Not Pennsylvania Avenue in Washington, DC, because the White House occupant has not ratified the court. Unfortunately for him, he cannot de-ratify the American people, the majority of whom have now woken up to the fact that the invasion of Iraq was a mistake, if not a crime. That majority does not include the Democratic Party.
After conservative congressman John Murtha, who is likely to have put up to it by senior military officers, called for an immediate pullout last month, and was supported by House of Representatives minority leader Nancy Pelosi as well as Democratic National Committee chairman Howard Dean, a number of Democrats offered the opinion that this was a dangerous tack that could lose them votes in next year’s congressional elections.

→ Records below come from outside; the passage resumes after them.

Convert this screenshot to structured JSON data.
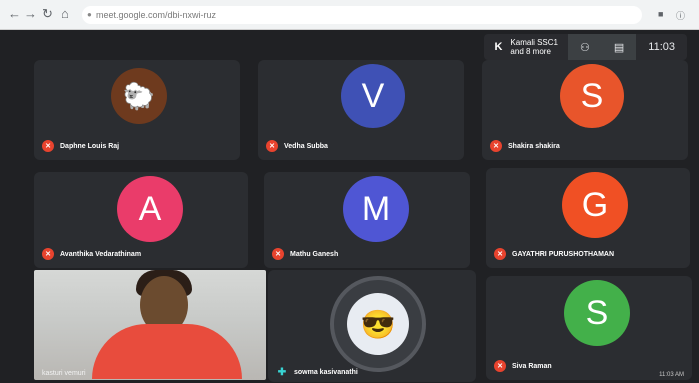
{
  "browser": {
    "url": "meet.google.com/dbi-nxwi-ruz",
    "right_icon": "■",
    "profile_icon": "ⓘ"
  },
  "topbar": {
    "presenter_initial": "K",
    "presenter_names": "Kamali SSC1",
    "presenter_more": "and 8 more",
    "time": "11:03"
  },
  "participants": [
    {
      "name": "Daphne Louis Raj",
      "type": "image"
    },
    {
      "name": "Vedha Subba",
      "initial": "V",
      "color": "#3f51b5"
    },
    {
      "name": "Shakira shakira",
      "initial": "S",
      "color": "#e8552b"
    },
    {
      "name": "Avanthika Vedarathinam",
      "initial": "A",
      "color": "#ea3c6a"
    },
    {
      "name": "Mathu Ganesh",
      "initial": "M",
      "color": "#4f56d4"
    },
    {
      "name": "GAYATHRI PURUSHOTHAMAN",
      "initial": "G",
      "color": "#f05024"
    },
    {
      "name": "kasturi vemuri",
      "type": "camera"
    },
    {
      "name": "sowma kasivanathi",
      "type": "minion"
    },
    {
      "name": "Siva Raman",
      "initial": "S",
      "color": "#43b04a"
    }
  ],
  "footer": {
    "date": "11:03 AM"
  }
}
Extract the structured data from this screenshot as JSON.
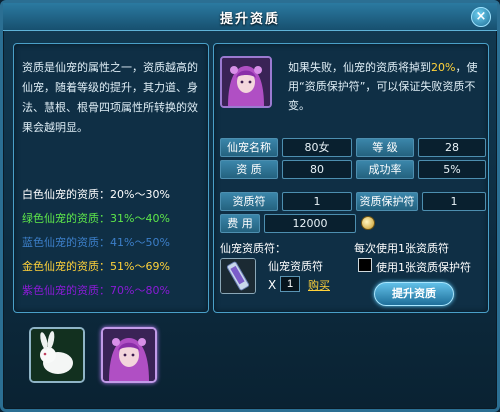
{
  "window": {
    "title": "提升资质",
    "close_symbol": "×"
  },
  "left_panel": {
    "description": "资质是仙宠的属性之一，资质越高的仙宠，随着等级的提升，其力道、身法、慧根、根骨四项属性所转换的效果会越明显。",
    "grades": [
      {
        "label": "白色仙宠的资质：",
        "range": "20%～30%",
        "color": "#ffffff"
      },
      {
        "label": "绿色仙宠的资质：",
        "range": "31%～40%",
        "color": "#5ee84a"
      },
      {
        "label": "蓝色仙宠的资质：",
        "range": "41%～50%",
        "color": "#3c7fc9"
      },
      {
        "label": "金色仙宠的资质：",
        "range": "51%～69%",
        "color": "#ffd23a"
      },
      {
        "label": "紫色仙宠的资质：",
        "range": "70%～80%",
        "color": "#8a1bd6"
      }
    ]
  },
  "right_panel": {
    "fail_note": {
      "part1": "如果失败，仙宠的资质将掉到",
      "percent": "20%",
      "part2": "，使用“资质保护符”，可以保证失败资质不变。"
    },
    "stats": {
      "name_label": "仙宠名称",
      "name_value": "80女",
      "level_label": "等  级",
      "level_value": "28",
      "quality_label": "资  质",
      "quality_value": "80",
      "success_label": "成功率",
      "success_value": "5%",
      "talisman_label": "资质符",
      "talisman_value": "1",
      "protect_label": "资质保护符",
      "protect_value": "1",
      "cost_label": "费 用",
      "cost_value": "12000"
    },
    "item": {
      "section_label": "仙宠资质符：",
      "name": "仙宠资质符",
      "qty_prefix": "X",
      "qty_value": "1",
      "buy_label": "购买"
    },
    "options": {
      "each_use": "每次使用1张资质符",
      "use_protect_label": "使用1张资质保护符",
      "use_protect_checked": false
    },
    "upgrade_button": "提升资质"
  },
  "pets": [
    {
      "name": "白兔"
    },
    {
      "name": "紫发仙子"
    }
  ],
  "colors": {
    "accent": "#2b7aa1",
    "highlight": "#ffd23a"
  }
}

On the available evidence, these lawmakers are behind the times: public opinion is more advanced. They desperately need a wake-up call such as the following: “For misleading the American people and launching the most foolish war since Emperor Augustus in 9 BC sent his legions into Germany and lost them, [George W.] Bush deserves to be impeached and .... put on trial along with the rest of the president’s men. If convicted, they’ll have plenty of time to mull over their sins.”
That quotation comes not from Harold Pinter but from Martin van Creveld, a leading Israeli military historian who happens to be the only non-American whose writings are on the required reading list for US military officers.